Galloper commissions Harwich students to create original legacy artwork

December 23, 2021

  • Galloper offshore wind farm commissions Harwich and Dovercourt High School students to produce contemporary artwork
  • Students guided by celebrated London designer
  • Final piece will take centre stage at Harwich Festival and hang at Galloper’s Operations and Maintenance Base.

Talented artists and graphic designers at an Essex school are creating an original “legacy” piece of art working with a top designer in a project commissioned by offshore wind farm Galloper.

The final work by the 15-strong team of 13 and 14-year-olds at Harwich and Dovercourt High School will hang in the reception at Galloper’s operations and maintenance base at Harwich for its 25-year life span.

In weekly after-school sessions with illustrator and graphic designer David Meldrum, managing director of Sherbet Creative, based in Great Bardfield, near Braintree, whose clients include Ikea and Castrol, the team will create designs that David will bring together and digitally produce one striking 6ft x 4ft piece incorporating all their work.

Galloper, a 56-turbine offshore wind farm run by RWE from the Harwich base, commissioned and funded the project as part of its ongoing work with the local community and schools.

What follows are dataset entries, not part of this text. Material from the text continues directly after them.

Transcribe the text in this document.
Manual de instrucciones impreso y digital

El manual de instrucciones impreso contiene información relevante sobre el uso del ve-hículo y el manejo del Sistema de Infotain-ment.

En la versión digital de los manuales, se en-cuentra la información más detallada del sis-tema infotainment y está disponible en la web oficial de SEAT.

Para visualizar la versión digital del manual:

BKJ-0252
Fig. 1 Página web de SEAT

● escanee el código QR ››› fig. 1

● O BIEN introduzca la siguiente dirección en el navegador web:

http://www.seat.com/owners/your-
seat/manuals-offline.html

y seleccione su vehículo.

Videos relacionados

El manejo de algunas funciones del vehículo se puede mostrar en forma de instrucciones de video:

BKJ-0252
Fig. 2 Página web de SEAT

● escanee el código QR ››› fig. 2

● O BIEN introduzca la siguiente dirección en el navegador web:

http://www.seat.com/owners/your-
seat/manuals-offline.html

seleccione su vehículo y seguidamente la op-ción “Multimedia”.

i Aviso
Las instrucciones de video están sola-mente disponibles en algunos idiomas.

Before it goes on display in its Harwich ‘ home’, the artwork will form part of the summer Harwich Festival at the Harwich Heritage Festival  in an exhibition that the student team will curate and promote.

Louise Craigie, Director of Art and Innovation at Harwich and Dovercourt High School, said the idea was for the team to follow a professional brief to produce a collaborative piece.

“Galloper has given the students the opportunity to work just as they would if they were freelance or working in a small agency. This is a genuine life-skill project that will add huge weight to their post-16 applications and their CVs.

“They will have weekly sessions with a highly experienced graphic designer. They all have their own sketch books and will be involved in the whole process, learning so much from David about techniques and the software he will use to bring all their work together in one piece digitally.”

The Year 9 students will work on the project on top of their GCSE courses they have just started.

“This is a big commitment, something beyond their curriculum and it will carry some serious weight for their future,” said Louise.

To kick off the project, the team met Kieron Drew, Production Manager at Galloper, who explained the growing role of renewable energy in the UK’s energy supply, and how the turbines spin to generate clean green energy. Students also watched a video of the base foyer where their work will be hung.

They had the chance to feel what it was like to be out at sea on a Galloper turbine by the virtual reality headset with a 360-degree experience.

David, who has a first-class honours degree from Camberwell School of Art, has worked as both as a graphic designer and educator for more than 25 years and has been awarded a prestigious D and AD gold award.

He gained international publicity for his food illustrator design work.

He said: ‘it’s fantastic to have been selected to work with the pupils at the school. We have already had a number of workshops and they are a wonderful and enthusiastic dream team to be creating art and design with.

‘The pupils have embraced the creative techniques I’ve introduced to them, some of which were very new, with an open and committed approach. I’m looking forward to seeing their work both displayed at the Harwich Festival and the large-scale piece at the operations base. It will be a credit to them and the art team at the school.’

Sean Chenery, General Manager for Galloper said: “This project is a great opportunity for us to get involved with the local community and to introduce renewable energy to students in a different way.

“Essentially these students are getting to use their real-life skills to learn about our industry, and we are in the privileged position of being able to see the results.

“Renewable energy and art may not necessarily seem like they go hand in hand, but renewable energy art and sculpture work is becoming an interesting concept. Artistic structures have been designed across the world to harvest green energy and to educate and inspire individuals.”